Values, morality, means of communication, church attendance, spiritual interest, passions, etc., point to a major change taking place in North America today. This affects how Christians engage with those who do not believe and how they perceive the mandate to make disciples of all nations. Some of these changes are negative; others are not. My observations in this brief article are drawn largely from my experience with Urbana and what I read to equip me for my job. My perspective is from working with students.

The Bad News
How Americans think about and participate in church is changing. Mainline denominations and the Catholic Church have been in decline for years, and with that, denominational loyalty is dying. We will be dropping the question of denominational affiliation for Urbana ’09 because it no longer produces meaningful data. Most students do not identify with or perhaps even know the denomination of the church they attend.

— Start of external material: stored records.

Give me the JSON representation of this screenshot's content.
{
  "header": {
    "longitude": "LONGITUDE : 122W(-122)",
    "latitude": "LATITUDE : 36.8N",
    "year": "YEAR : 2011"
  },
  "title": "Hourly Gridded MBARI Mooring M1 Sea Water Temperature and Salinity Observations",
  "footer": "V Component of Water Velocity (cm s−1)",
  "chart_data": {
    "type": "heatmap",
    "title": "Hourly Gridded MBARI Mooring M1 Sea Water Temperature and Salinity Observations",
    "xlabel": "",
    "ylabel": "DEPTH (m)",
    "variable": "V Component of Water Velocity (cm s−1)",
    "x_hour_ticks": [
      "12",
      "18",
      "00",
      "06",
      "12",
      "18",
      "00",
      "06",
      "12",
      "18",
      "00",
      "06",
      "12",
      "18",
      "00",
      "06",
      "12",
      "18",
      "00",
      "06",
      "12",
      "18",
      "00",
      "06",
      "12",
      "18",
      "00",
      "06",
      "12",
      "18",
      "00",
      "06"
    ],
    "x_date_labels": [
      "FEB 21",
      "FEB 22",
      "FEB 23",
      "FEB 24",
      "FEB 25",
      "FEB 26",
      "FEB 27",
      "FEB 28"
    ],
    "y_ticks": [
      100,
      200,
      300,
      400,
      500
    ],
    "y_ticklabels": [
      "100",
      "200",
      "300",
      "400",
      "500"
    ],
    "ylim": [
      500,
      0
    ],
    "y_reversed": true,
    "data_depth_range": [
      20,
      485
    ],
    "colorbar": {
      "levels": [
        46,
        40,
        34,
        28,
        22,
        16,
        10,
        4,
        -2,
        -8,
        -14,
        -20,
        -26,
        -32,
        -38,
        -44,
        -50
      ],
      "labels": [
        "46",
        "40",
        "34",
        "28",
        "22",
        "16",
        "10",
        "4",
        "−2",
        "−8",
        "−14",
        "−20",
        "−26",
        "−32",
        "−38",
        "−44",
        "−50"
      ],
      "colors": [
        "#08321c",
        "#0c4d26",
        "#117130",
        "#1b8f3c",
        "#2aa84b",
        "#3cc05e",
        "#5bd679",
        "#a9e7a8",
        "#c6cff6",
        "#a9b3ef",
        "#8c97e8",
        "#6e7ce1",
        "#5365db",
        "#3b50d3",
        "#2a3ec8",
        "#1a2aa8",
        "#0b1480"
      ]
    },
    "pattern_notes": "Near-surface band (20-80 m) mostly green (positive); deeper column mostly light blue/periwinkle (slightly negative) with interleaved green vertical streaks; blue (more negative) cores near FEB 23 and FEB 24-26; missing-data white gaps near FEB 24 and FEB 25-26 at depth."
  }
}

Attrition is not just an issue for mainline denominations. There is concern among American evangelicals from a broader spectrum that we are losing our young people. High school students who were actively involved in their church youth groups are dropping out of Christian activity (e.g., church attendance or participation in a college Christian fellowship) at an alarming rate. The Youth Transition Network, a group of agencies which have come together to help students transition from high school into adult faith while in college, believes the attrition rate to be somewhere between sixty and eighty-five percent. In some communities, such as Korean American churches, it may even be higher. This phenomenon is relatively new and, unless changed, will have an impact on the established Church in the next twenty years.